All things remaining unchanged, I’m going to die on Saturday, Nov 6, 2049. So the Death Clock told me. The Death Clock uses your age, your BMI, your gender, your Mode (e.g., whether you are optimistic, pessimistic, sadistic, or “normal”), and your smoking status to calculate the date of your demise. More or less, it's the same data that actuarists use to estimate your health insurance. The problem is your BMI could change, and the Death Clock ignores variables like family history, environment, race, economic status, career choices stress, alcohol, sleep patterns and nutrition. Given the incompleteness of this test, hopefully I’ll die far older.
In a tractate of the Talmud, Ethics of the Fathers, Rabbi Eliezer tells his students “Repent one day before your death.” They question him: "How can you know when you’re going to die?" He tells them: "Since you never know, repent each day."
In January, 2018, Stanford scientists developed a deep learning model that tells your death to the minute, five years before you die. If you're seriously ill, that is.
How does it work?
The Stanford team used a deep learning approach where they fed their computers data on two million patients from Stanford Hospital and Lucile Packard Children’s hospital who had died between 1995 to 2014. The data came from the Electronic Health Record (EHR) containing details of the diseases, medical histories and the severity of diseases of these patients.
The computers were trained to answer the following algorithm:
Given a patient and a date, predict the mortality of that patient within 12 months from that date, using EHR data of that patient from the prior year.
When the algorithm was tested on the records of another 40,000 patients, it was correct in predicting when the people would die in three to twelve month within 90 per cent of the cases.

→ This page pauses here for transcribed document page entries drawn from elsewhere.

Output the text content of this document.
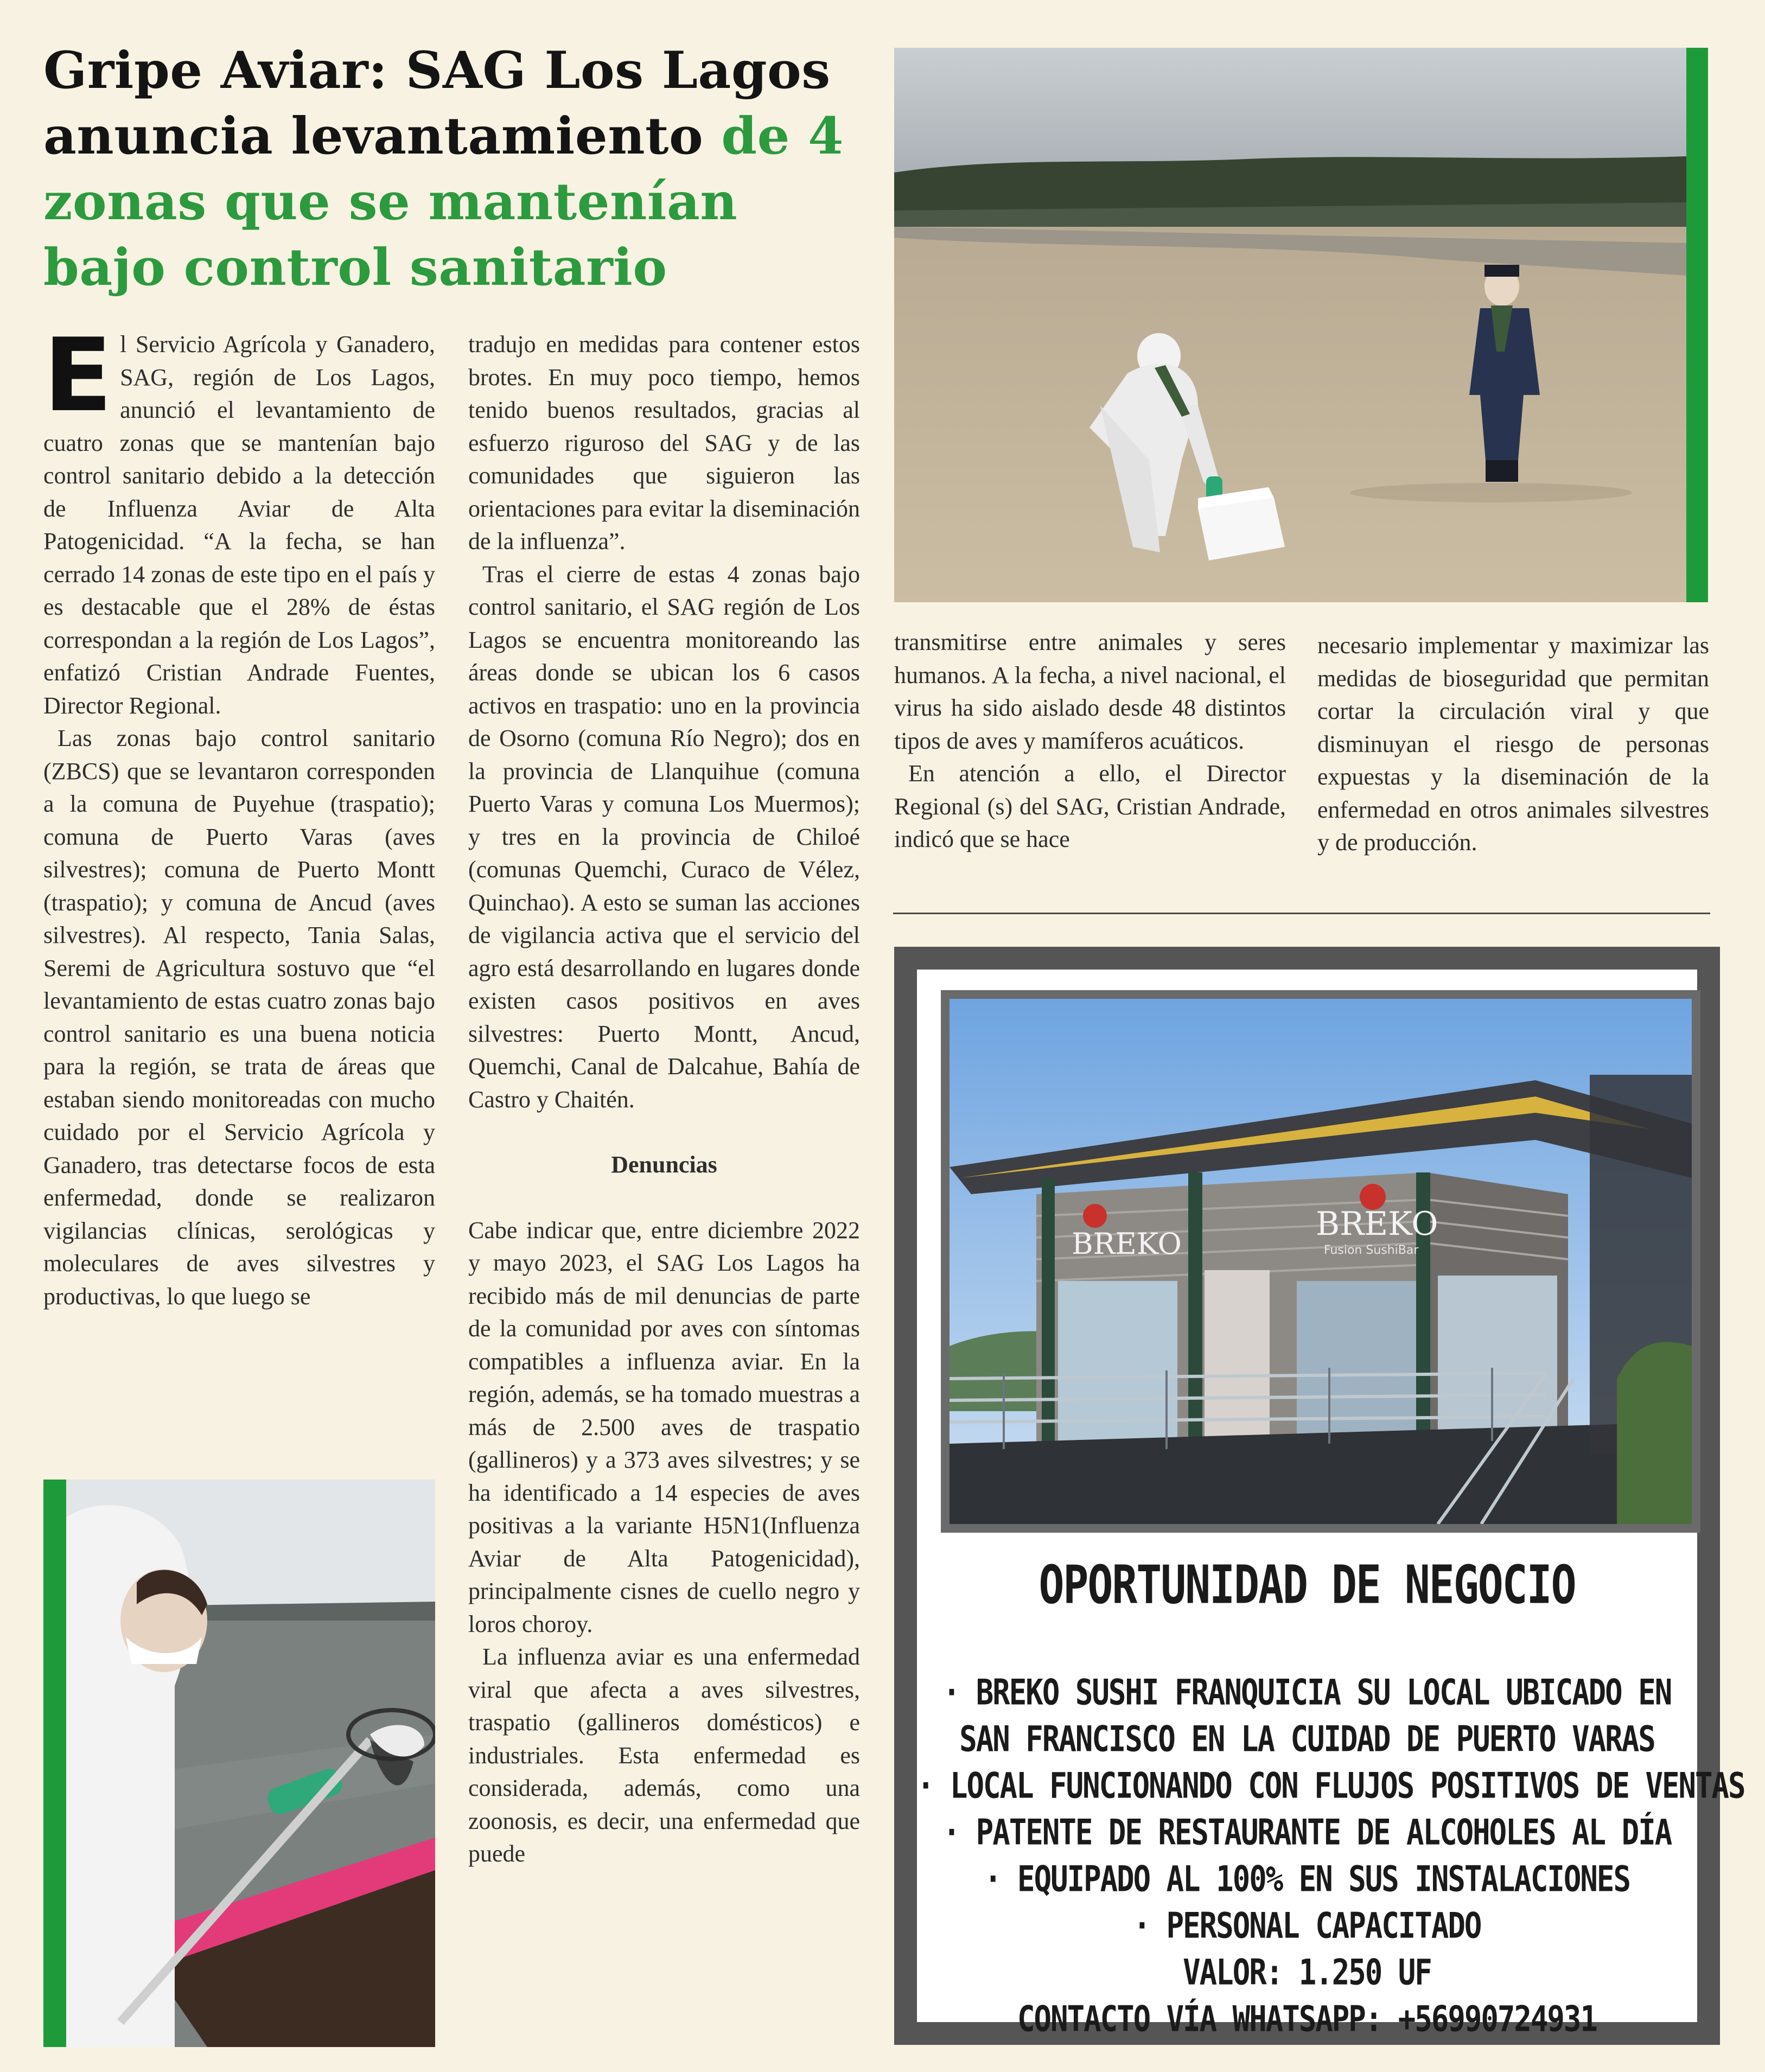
Gripe Aviar: SAG Los Lagos anuncia levantamiento de 4 zonas que se mantenían bajo control sanitario

El Servicio Agrícola y Ganadero, SAG, región de Los Lagos, anunció el levantamiento de cuatro zonas que se mantenían bajo control sanitario debido a la detección de Influenza Aviar de Alta Patogenicidad. “A la fecha, se han cerrado 14 zonas de este tipo en el país y es destacable que el 28% de éstas correspondan a la región de Los Lagos”, enfatizó Cristian Andrade Fuentes, Director Regional.

Las zonas bajo control sanitario (ZBCS) que se levantaron corresponden a la comuna de Puyehue (traspatio); comuna de Puerto Varas (aves silvestres); comuna de Puerto Montt (traspatio); y comuna de Ancud (aves silvestres). Al respecto, Tania Salas, Seremi de Agricultura sostuvo que “el levantamiento de estas cuatro zonas bajo control sanitario es una buena noticia para la región, se trata de áreas que estaban siendo monitoreadas con mucho cuidado por el Servicio Agrícola y Ganadero, tras detectarse focos de esta enfermedad, donde se realizaron vigilancias clínicas, serológicas y moleculares de aves silvestres y productivas, lo que luego se

tradujo en medidas para contener estos brotes. En muy poco tiempo, hemos tenido buenos resultados, gracias al esfuerzo riguroso del SAG y de las comunidades que siguieron las orientaciones para evitar la diseminación de la influenza”.

Tras el cierre de estas 4 zonas bajo control sanitario, el SAG región de Los Lagos se encuentra monitoreando las áreas donde se ubican los 6 casos activos en traspatio: uno en la provincia de Osorno (comuna Río Negro); dos en la provincia de Llanquihue (comuna Puerto Varas y comuna Los Muermos); y tres en la provincia de Chiloé (comunas Quemchi, Curaco de Vélez, Quinchao). A esto se suman las acciones de vigilancia activa que el servicio del agro está desarrollando en lugares donde existen casos positivos en aves silvestres: Puerto Montt, Ancud, Quemchi, Canal de Dalcahue, Bahía de Castro y Chaitén.

Denuncias

Cabe indicar que, entre diciembre 2022 y mayo 2023, el SAG Los Lagos ha recibido más de mil denuncias de parte de la comunidad por aves con síntomas compatibles a influenza aviar. En la región, además, se ha tomado muestras a más de 2.500 aves de traspatio (gallineros) y a 373 aves silvestres; y se ha identificado a 14 especies de aves positivas a la variante H5N1(Influenza Aviar de Alta Patogenicidad), principalmente cisnes de cuello negro y loros choroy.

La influenza aviar es una enfermedad viral que afecta a aves silvestres, traspatio (gallineros domésticos) e industriales. Esta enfermedad es considerada, además, como una zoonosis, es decir, una enfermedad que puede

transmitirse entre animales y seres humanos. A la fecha, a nivel nacional, el virus ha sido aislado desde 48 distintos tipos de aves y mamíferos acuáticos.

En atención a ello, el Director Regional (s) del SAG, Cristian Andrade, indicó que se hace

necesario implementar y maximizar las medidas de bioseguridad que permitan cortar la circulación viral y que disminuyan el riesgo de personas expuestas y la diseminación de la enfermedad en otros animales silvestres y de producción.

BREKO
BREKO
Fusion SushiBar
OPORTUNIDAD DE NEGOCIO
· BREKO SUSHI FRANQUICIA SU LOCAL UBICADO EN
SAN FRANCISCO EN LA CUIDAD DE PUERTO VARAS
· LOCAL FUNCIONANDO CON FLUJOS POSITIVOS DE VENTAS
· PATENTE DE RESTAURANTE DE ALCOHOLES AL DÍA
· EQUIPADO AL 100% EN SUS INSTALACIONES
· PERSONAL CAPACITADO
VALOR: 1.250 UF
CONTACTO VÍA WHATSAPP: +56990724931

Ken Jung, a Stanford Medicine research scientist and co-author of the study, told Gizmodo:
“All too often, advanced illness turns to a medical crisis, and patients end up in the ICU. There, events can attain a momentum of their own, resulting in increasingly aggressive interventions that often do not serve patients and their families well. One of the goals of the palliative care team is to engage in conversations with patients so that they can think through and articulate their preferences before they are in a crisis.”
As Dr. Mukherje in the New York Times observed, cats can sometimes detect death better than doctors. Too many patients who need palliative care are turned away, or people who are mistakenly thought to be at the end of their lives are referred for palliative care. This AI helps doctors correctly inform patients when their time is up.
What does this AI give you?
Studies show that more than 80 percent of individuals want to die at home peacefully with partners, spouses, and their children holding their hands. In fact, when 92-year-old Barbara Bush recently died, NPR reported that a high interest term was “end-of-life” comfort care.. People wanted to know how she could predict her death to make her own arrangments, and how they could, too.
As the Stanford researchers noted, only six out of every eight people know where they're ready to die. Doctors get it wrong in 20 percent of the cases. Doctors are overly optimistic that their patients will live. They try to push life to and beyond the end with invasive, painful procedures. Some clinicians don’t refer patients because they believe in positive thinking and don’t want their charges to give up. Other times, stress of their jobs causes professionals to overlook those who are terminally, or critically, ill.
“We want to make sure the sickest patients and their families get a chance to talk about what they want to happen before they become critically ill and they end up in the ICU,” Jung says.
That’s the function of this deep-learning model.
The “death tool” helps your family prepare to survive after you’re gone. If you have underage children and are a single parent, it gives you time for final arrangements. A parent? To stuff in time with your children (or anyone you deem valuable). Generally, patients use it to prepare for their deaths and to tie up loose ends.
Others go the Queen Latifah’s path in Last Holiday emptying their savings on a luxury holiday in Europe before they die. Or riding motorcycles on the Great Wall of China, as Carter Chambers and billionaire Edward Cole in the movie, Bucket List.
In his book, Barking Up The Wrong Tree, Eric Barker writes that SEALS leverage their grit by dwelling on their deaths.
What could be a stronger motivator than this AI machine that tells you your death to the minute?
Over the years, several people who have ‘died’ or had near death life experiences told me how it felt like. Few accounts contained the alleged inclusions of soul slipping through tunnel, of meeting a Jesus-like being, or of reunion with loved ones who had died.
All described the actual moment of death as intensely pleasurable, although the journey to that moment was harrowing and painful. For most people and their families the greatest agony came from not knowing when they or their loved ones would die.
Stanford's AI system has a 90 percent predicted outcome tested on 40,000 patients. And that’s far more conclusive than the prognosis of the Death Clock.